It was a very hard time for me, as I wanted to say what we have planned for the community, but I didn’t was t raise their expectations that what I was saying was an ultimate solution to their problems. I think I was only partially successful in convincing them of that, but later as I continued my visitations of the five communities in the area, I was impressed to hear that my presence was like a “miracle” as one of the men said to me today. In one community I visited over the next few days, I leaned that the community had given me a name: “Cadoc Williams” which I learned meant, “You cured me.” So everywhere I have gone over the days I had been here aside from having to take a seat on the chairs that come out of nowhere, I have been honored with gifts, sang to, had dancers performing in my honor, sat through several cattle parades where those young people who had cows and bulls, especially, decorate them with long feather-like banners threaded through holes in the cows massive horns. My, what shows I have seen and luckily have recorded on video tape.
Another thing that has been heart-wrenching, has been the gifts I have been given while here. At the first village where I stayed overnight, called Athieng-Puol, the mother on Abraham Pajok came over to me and offered me a goat from her family’s pride of goats. I asked her son what I should do with goat, as I could not take it on the plane with me, and his answer was, “No matter, you must not refuse a gift such as that.” So there I was with a small goat that I didn’t know what to do with, but couldn’t give it back to the lady.
That same day, or later in the evening, someone came by with another gift—a live chicken. We quickly knew what to do with that gift as we were leaving the village for the place where we would make camp for the second night. I left the goat behind in the care of Abraham’s mother, which was okay for the time being. The chicken we offered to the lady who was going to be our cook for the rest of the campout, and that evening we (Gabriel Yak, Abraham Pajok our driver Waku Kadiri) ate the chicken gift, floating in a wonderful tomato-flavored broth.
That second day of my stay, November 10 went fast as we moved from village to village looking at the “environment” as most of the people I met called what I was observing. Everywhere we went, the people were complaining about the situation with lack of water in the community. To my surprise, every village I went to had one or more deep well “bore hoes” as they refer to the wells they have with the metal hand pump. And everywhere I went, those pumps that were working producing a trickle of water, were being fought over by women and young kids gathering water to fetch home and letting little of it filter down the troughs where it went into small basins where goats and cows were being watered. Each one of these places was a madhouse of activity, duly recorded on video, where people had walked in some cases many miles and hours from their homes to fetch this water.
I can’t describe the feelings I had in two of the locations we went to where the only well for many miles around was not working. In one village the pump was not operating because a fulcrum bolt was missing so the handle of the pump would not operate efficiently. I mentioned to the community leader that if he could find a bolt and wrench. I believed I could fix the pump in five minutes. He said there were no spare parts anywhere, and that this would be impossible even though I had offered to fix the pump for them. You can’t imagine the impact this has on a village that depends on these pumps for the only source of water. To have a community as large as his (over 6000 people was his estimate), without any source of water because of a missing bolt, is something that I see as a disgrace owned by the government of this emerging nation.

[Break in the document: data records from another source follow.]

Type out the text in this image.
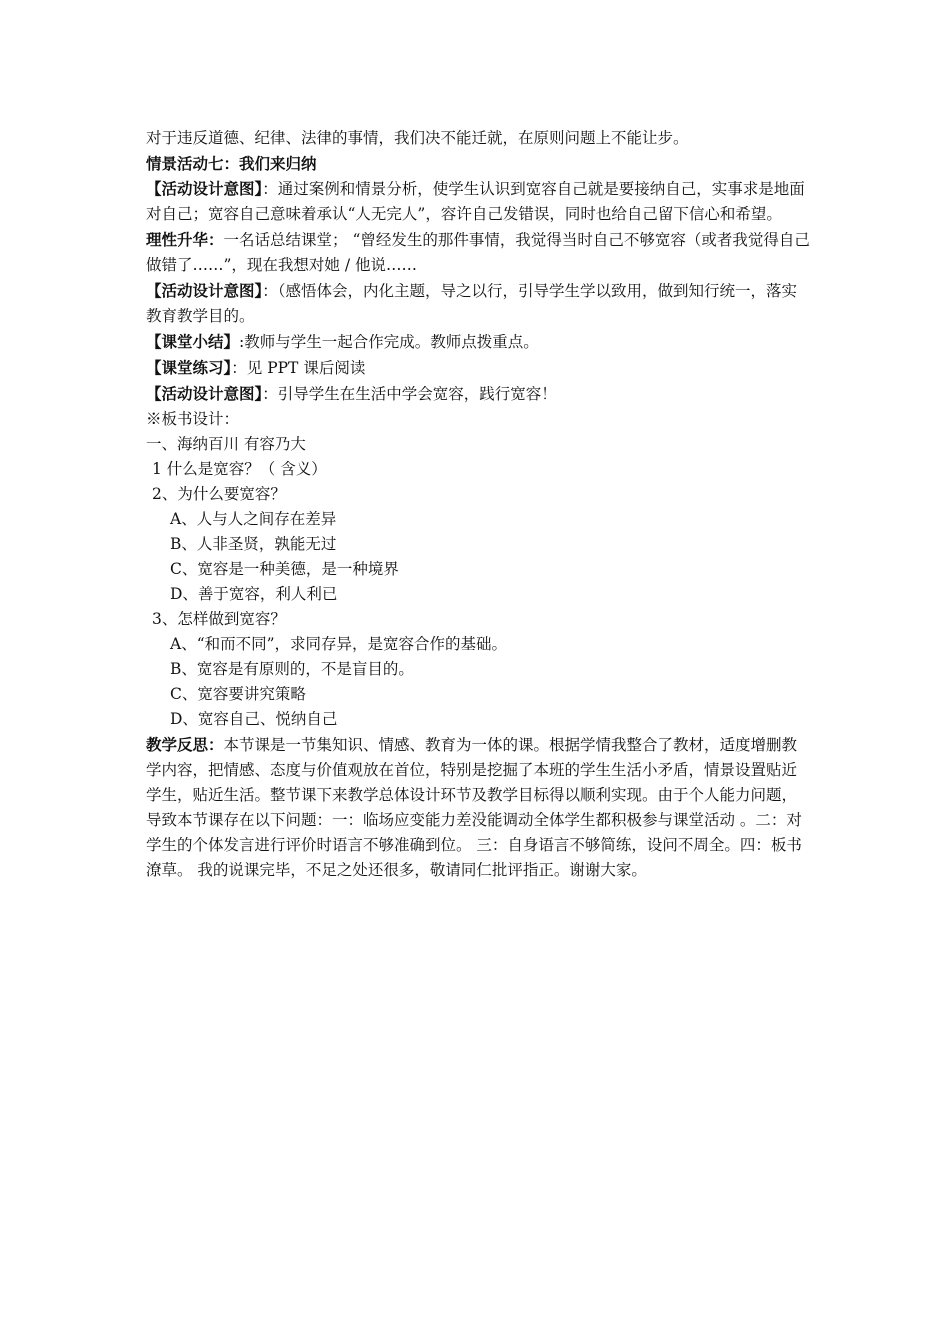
对于违反道德、纪律、法律的事情，我们决不能迁就，在原则问题上不能让步。

情景活动七：我们来归纳

【活动设计意图】：通过案例和情景分析，使学生认识到宽容自己就是要接纳自己，实事求是地面对自己；宽容自己意味着承认“人无完人”，容许自己发错误，同时也给自己留下信心和希望。

理性升华：一名话总结课堂； “曾经发生的那件事情，我觉得当时自己不够宽容（或者我觉得自己做错了……”，现在我想对她 / 他说……

【活动设计意图】：（感悟体会，内化主题，导之以行，引导学生学以致用，做到知行统一，落实教育教学目的。

【课堂小结】:教师与学生一起合作完成。教师点拨重点。

【课堂练习】：见 PPT 课后阅读

【活动设计意图】：引导学生在生活中学会宽容，践行宽容！

※板书设计：

一、海纳百川 有容乃大

1 什么是宽容？（ 含义）

2、为什么要宽容？

A、人与人之间存在差异

B、人非圣贤，孰能无过

C、宽容是一种美德，是一种境界

D、善于宽容，利人利已

3、怎样做到宽容？

A、“和而不同”，求同存异，是宽容合作的基础。

B、宽容是有原则的，不是盲目的。

C、宽容要讲究策略

D、宽容自己、悦纳自己

教学反思：本节课是一节集知识、情感、教育为一体的课。根据学情我整合了教材，适度增删教学内容，把情感、态度与价值观放在首位，特别是挖掘了本班的学生生活小矛盾，情景设置贴近学生，贴近生活。整节课下来教学总体设计环节及教学目标得以顺利实现。由于个人能力问题，导致本节课存在以下问题：一：临场应变能力差没能调动全体学生都积极参与课堂活动 。二：对学生的个体发言进行评价时语言不够准确到位。 三：自身语言不够简练，设问不周全。四：板书潦草。 我的说课完毕，不足之处还很多，敬请同仁批评指正。谢谢大家。
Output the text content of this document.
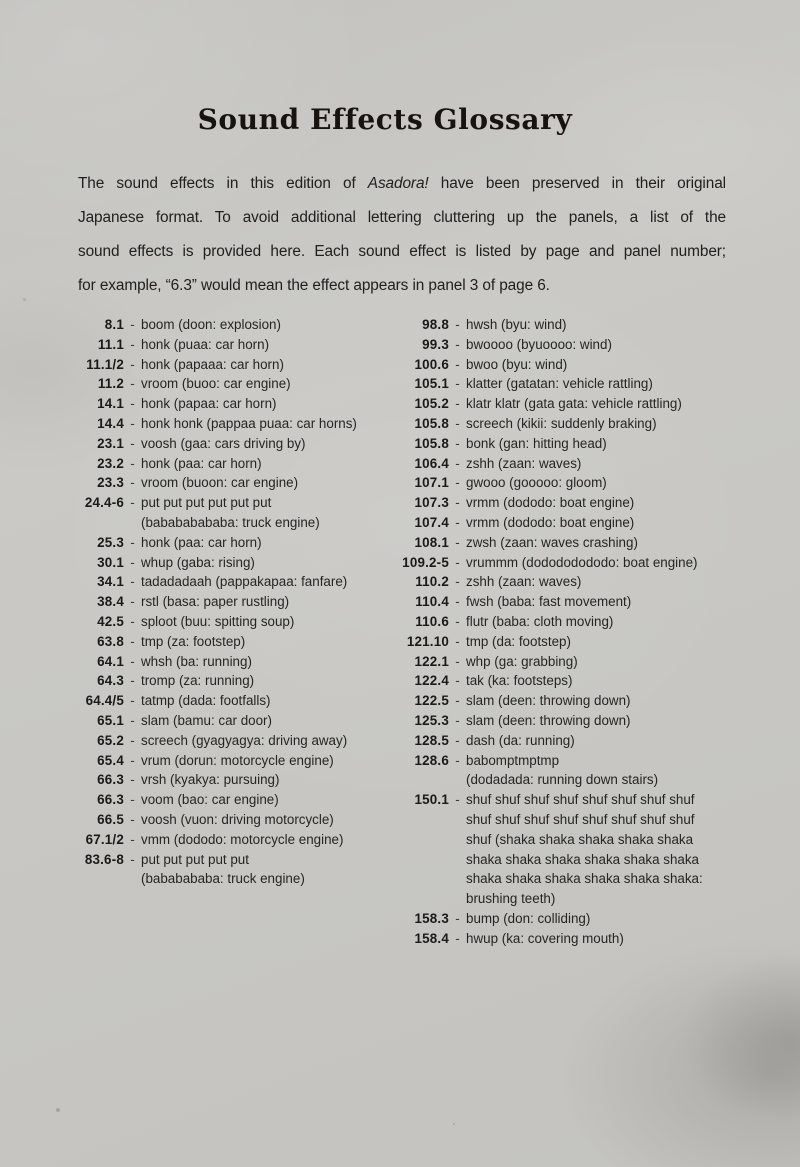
Sound Effects Glossary
The sound effects in this edition of Asadora! have been preserved in their original
Japanese format. To avoid additional lettering cluttering up the panels, a list of the
sound effects is provided here. Each sound effect is listed by page and panel number;
for example, “6.3” would mean the effect appears in panel 3 of page 6.
8.1 - boom (doon: explosion)
11.1 - honk (puaa: car horn)
11.1/2 - honk (papaaa: car horn)
11.2 - vroom (buoo: car engine)
14.1 - honk (papaa: car horn)
14.4 - honk honk (pappaa puaa: car horns)
23.1 - voosh (gaa: cars driving by)
23.2 - honk (paa: car horn)
23.3 - vroom (buoon: car engine)
24.4-6 - put put put put put put
(babababababa: truck engine)
25.3 - honk (paa: car horn)
30.1 - whup (gaba: rising)
34.1 - tadadadaah (pappakapaa: fanfare)
38.4 - rstl (basa: paper rustling)
42.5 - sploot (buu: spitting soup)
63.8 - tmp (za: footstep)
64.1 - whsh (ba: running)
64.3 - tromp (za: running)
64.4/5 - tatmp (dada: footfalls)
65.1 - slam (bamu: car door)
65.2 - screech (gyagyagya: driving away)
65.4 - vrum (dorun: motorcycle engine)
66.3 - vrsh (kyakya: pursuing)
66.3 - voom (bao: car engine)
66.5 - voosh (vuon: driving motorcycle)
67.1/2 - vmm (dododo: motorcycle engine)
83.6-8 - put put put put put
(bababababa: truck engine)
98.8 - hwsh (byu: wind)
99.3 - bwoooo (byuoooo: wind)
100.6 - bwoo (byu: wind)
105.1 - klatter (gatatan: vehicle rattling)
105.2 - klatr klatr (gata gata: vehicle rattling)
105.8 - screech (kikii: suddenly braking)
105.8 - bonk (gan: hitting head)
106.4 - zshh (zaan: waves)
107.1 - gwooo (gooooo: gloom)
107.3 - vrmm (dododo: boat engine)
107.4 - vrmm (dododo: boat engine)
108.1 - zwsh (zaan: waves crashing)
109.2-5 - vrummm (dodododododo: boat engine)
110.2 - zshh (zaan: waves)
110.4 - fwsh (baba: fast movement)
110.6 - flutr (baba: cloth moving)
121.10 - tmp (da: footstep)
122.1 - whp (ga: grabbing)
122.4 - tak (ka: footsteps)
122.5 - slam (deen: throwing down)
125.3 - slam (deen: throwing down)
128.5 - dash (da: running)
128.6 - babomptmptmp
(dodadada: running down stairs)
150.1 - shuf shuf shuf shuf shuf shuf shuf shuf
shuf shuf shuf shuf shuf shuf shuf shuf
shuf (shaka shaka shaka shaka shaka
shaka shaka shaka shaka shaka shaka
shaka shaka shaka shaka shaka shaka:
brushing teeth)
158.3 - bump (don: colliding)
158.4 - hwup (ka: covering mouth)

In another village we came to where the pump was working, as I watched women fighting furiously over the trickle of water that the pump was producing, the village leader explained the priorities in which the people gathering the water given. It was morning when we were at this well, so he explained that the people I was seeing there fighting over this water were people (mostly women and small children) who had walked there four hours or more that morning to get the water for their animals that they had brought along, and to carry back one jerry can of water for their families. He explained that no matter how large the family was, they were able to water their animals that they had brought along, but they were only entitled to one jerry can to return to their homes. I looked at the variety of cans that were around, and estimating their size by gallons, some were three gallon, the larger cans were normal five-gallon jerry cans much like we have at home for gasoline or water, and a few of the women had regular size buckets with lids they were attempting to fill. I noticed some of the women had brought along large plastic wash basins and were using some of the water to wash a few clothes.
The community leader went on to say that later in the morning the people who had walked two hours or more to get to the pump would be given rights to the water and the others would be driven off, whether they had water or not—thus I had the answer to the question of why the women seemed so anxious and were fighting for a place at the pump so they could fill their meager jerry cans. Lastly, my host explained, the people who lived nearby would have access to the pump late in the afternoon and evening and that it was anyone’s guess who might be using the water throughout the night.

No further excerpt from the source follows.